Dans la station balnéaire bretonne, une cinquantaine d'œuvres contemporaines explorent l'ambivalence du littoral, à la fois limite d'un territoire et invitation à céder à l'appel du large. Une réflexion sur l'homme et sa destinée.
La Havane. CUBA
Qu'est-ce qui se cache derrière ce titre «Dinard, l'amour atomique», la nouvelle exposition conduite, une fois de plus, avec une grande sensibilité par Ashok Acideam. Il intrigue autant qu'il attire. «Il fusionne l'eau et le feu, nécessaire sans doute pour oser lever les mystères du littoral, endroit magique situé entre la terre, la mer et le ciel», observe la maire de la ville, Sylvie Mallet. Elle a donné carte blanche au commissaire artistique après le succès des expositions «Hope» en 2010 et «Big Brother» en 2011.
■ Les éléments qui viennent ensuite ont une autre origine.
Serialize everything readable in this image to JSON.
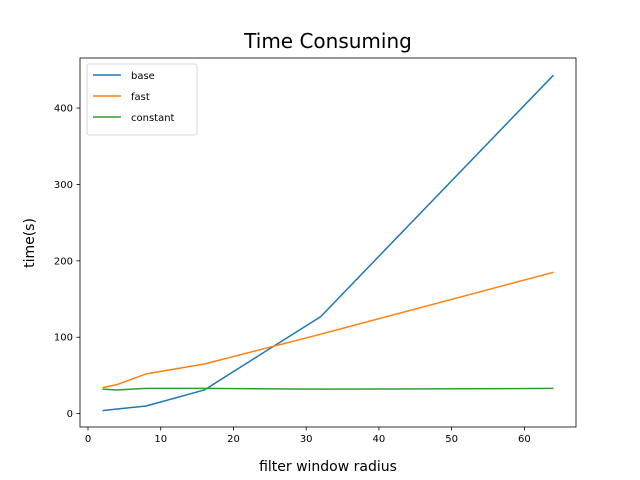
{
  "chart_data": {
    "type": "line",
    "title": "Time Consuming",
    "xlabel": "filter window radius",
    "ylabel": "time(s)",
    "xlim": [
      -1.1,
      67.1
    ],
    "ylim": [
      -17.5,
      465.5
    ],
    "xticks": [
      0,
      10,
      20,
      30,
      40,
      50,
      60
    ],
    "yticks": [
      0,
      100,
      200,
      300,
      400
    ],
    "grid": false,
    "legend_position": "top-left",
    "x": [
      2,
      4,
      8,
      16,
      32,
      64
    ],
    "series": [
      {
        "name": "base",
        "color": "#1f77b4",
        "values": [
          4,
          6,
          10,
          31,
          127,
          443
        ]
      },
      {
        "name": "fast",
        "color": "#ff7f0e",
        "values": [
          34,
          38,
          52,
          65,
          104,
          185
        ]
      },
      {
        "name": "constant",
        "color": "#2ca02c",
        "values": [
          32,
          31,
          33,
          33,
          32,
          33
        ]
      }
    ]
  }
}
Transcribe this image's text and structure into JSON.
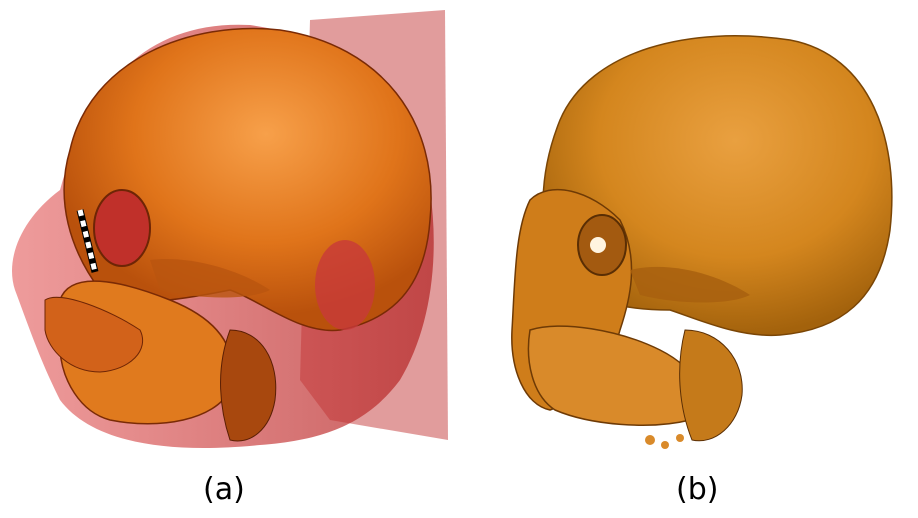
{
  "figure": {
    "panels": [
      {
        "id": "a",
        "caption": "(a)",
        "description_icon": "skull-volume-render-with-skin-icon"
      },
      {
        "id": "b",
        "caption": "(b)",
        "description_icon": "skull-volume-render-bone-icon"
      }
    ],
    "colors": {
      "bone_orange": "#e07a1e",
      "bone_dark": "#8a3a08",
      "skin_red": "#c23a3a",
      "bone_b": "#d98a2a"
    }
  }
}
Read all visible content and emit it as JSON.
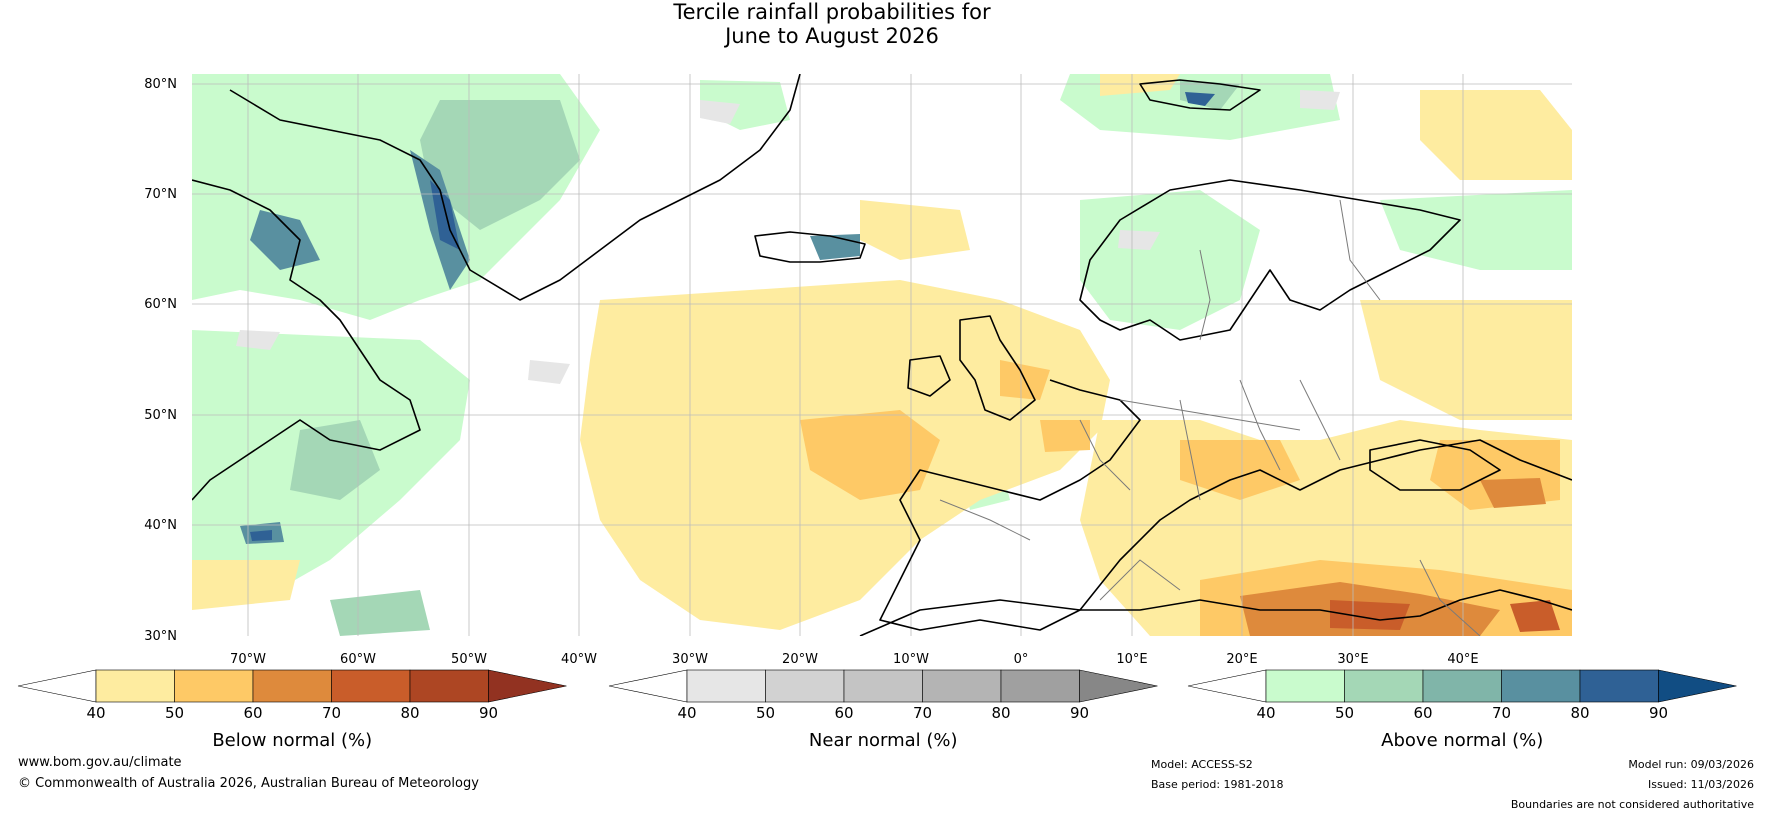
{
  "title": {
    "line1": "Tercile rainfall probabilities for",
    "line2": "June to August 2026"
  },
  "map": {
    "region": "Northern Atlantic and Europe",
    "lat_labels": [
      "80°N",
      "70°N",
      "60°N",
      "50°N",
      "40°N",
      "30°N"
    ],
    "lon_labels": [
      "70°W",
      "60°W",
      "50°W",
      "40°W",
      "30°W",
      "20°W",
      "10°W",
      "0°",
      "10°E",
      "20°E",
      "30°E",
      "40°E"
    ],
    "colors": {
      "land_outline": "#000000",
      "border_outline": "#7a7a7a",
      "grid": "#bbbbbb",
      "ocean": "#ffffff"
    }
  },
  "colorbars": [
    {
      "label": "Below normal (%)",
      "ticks": [
        "40",
        "50",
        "60",
        "70",
        "80",
        "90"
      ],
      "colors": [
        "#ffffff",
        "#feeca0",
        "#fec966",
        "#de8a3c",
        "#c95d2a",
        "#ad4623",
        "#923221"
      ]
    },
    {
      "label": "Near normal (%)",
      "ticks": [
        "40",
        "50",
        "60",
        "70",
        "80",
        "90"
      ],
      "colors": [
        "#ffffff",
        "#e6e6e6",
        "#d2d2d2",
        "#c4c4c4",
        "#b4b4b4",
        "#a0a0a0",
        "#878787"
      ]
    },
    {
      "label": "Above normal (%)",
      "ticks": [
        "40",
        "50",
        "60",
        "70",
        "80",
        "90"
      ],
      "colors": [
        "#ffffff",
        "#c9fbcd",
        "#a4d7b6",
        "#80b5a9",
        "#5990a0",
        "#2f6195",
        "#114d83"
      ]
    }
  ],
  "footer": {
    "website": "www.bom.gov.au/climate",
    "copyright": "© Commonwealth of Australia 2026, Australian Bureau of Meteorology",
    "model": "Model: ACCESS-S2",
    "base_period": "Base period: 1981-2018",
    "model_run": "Model run: 09/03/2026",
    "issued": "Issued: 11/03/2026",
    "disclaimer": "Boundaries are not considered authoritative"
  }
}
Ashok Acideam surprend avec une cinquantaine d'œuvres majeures de ses quarante artistes contemporains préférés: de Camille Henrot (lion d'argent de la Biennale de Venise 2013) à Mircea Cantor (prix Marcel Duchamp 2011). Son choix invite à une découverte d'un littoral territoire de tous les possibles, entre plages désertes et châteaux de sable, havre de paix et théâtre des guerres, éternité des rivages et bords de mer savamment maîtrisés. Peintres, plasticiens, vidéastes, photographes, tous les artistes ont su rendre le sentiment que chacun éprouve face à cet espace. «Espace de perte de soi qui par ricochet, évoque la perte de soi dans une relation d'amour fusionnel, analyse Ashok Acideam. Cette expérience de la plénitude évoquée par Albert Camus dans Noces à Tipiza est celle de cette union de l'homme avec le monde, certes, mais aussi avec son prochain.» Comment l'homme trouve-t-il sa place face aux limites géographiques imposées par la nature, comment tente-t-il de les repousser jusqu'à saturation parfois?
Quelques instants d'humilité
Sur les deux niveaux du palais des Beaux-Arts, les œuvres évoquent cette tension entre l'appel du grand large et la volonté de lui résister. Quelques instants d'humilité pour une quête de bonheur intense, avant d'entamer une réflexion sur son destin, ses limites et sa fin. Il renvoie à l'essence de toute chose, à l'atome. Il est à l'image de la vague qui vient se briser sur les rivages des corps amoureux dans l'œuvre de JR, photographe et graffeur français, montrant un couple à Cuba dont la douceur de l'intimité contraste avec le mur en ruine sur lequel l'artiste l'a immortalisé avec son objectif. La photo est là, immense, projetée sur la façade du palais, à côté de la boule en acier qui reflète la mer, Moon 2, de Not Vital.
Au-delà du discours - un peu mélodramatique - sur ce «fil tendu, entre la fusion des êtres et leur irréversible fission» que symbolise l'amour atomique, il faut se laisser guider par le parcours. Il commence avec le film choc réalisé par Tania Mouraud à Baja au Mexique sur l'accouplement de deux baleines dans Ad Infinitum (2009) où le sentiment océanique nous submerge. Le visiteur est irrésistiblement attiré par ses sons abyssaux sans jamais percer le mystère de la scène qui déploie des forces quasi surnaturelles de corps démesurés.
À chacun de s'attarder dans l'une des cinq parties de l'exposition et de méditer, par exemple dans la section «Synergies silencieuses» devant la vidéo lyrique en noir et blanc de David Claerbout. Sur le toit labyrinthique de la Casbah d'Alger, l'artiste belge a saisi le geste d'un garçon levant le bras en plein match de foot pour donner à manger à une mouette en vol. Le temps semble suspendu, sur fond de Méditerranée. C'est tout simplement sublime...
Jusqu'au 1er septembre, «Dinard, l'amour atomique», au palais des arts et du festival. À voir aussi: la collection de Bernard Magrez, à la villa Les Roches brunes.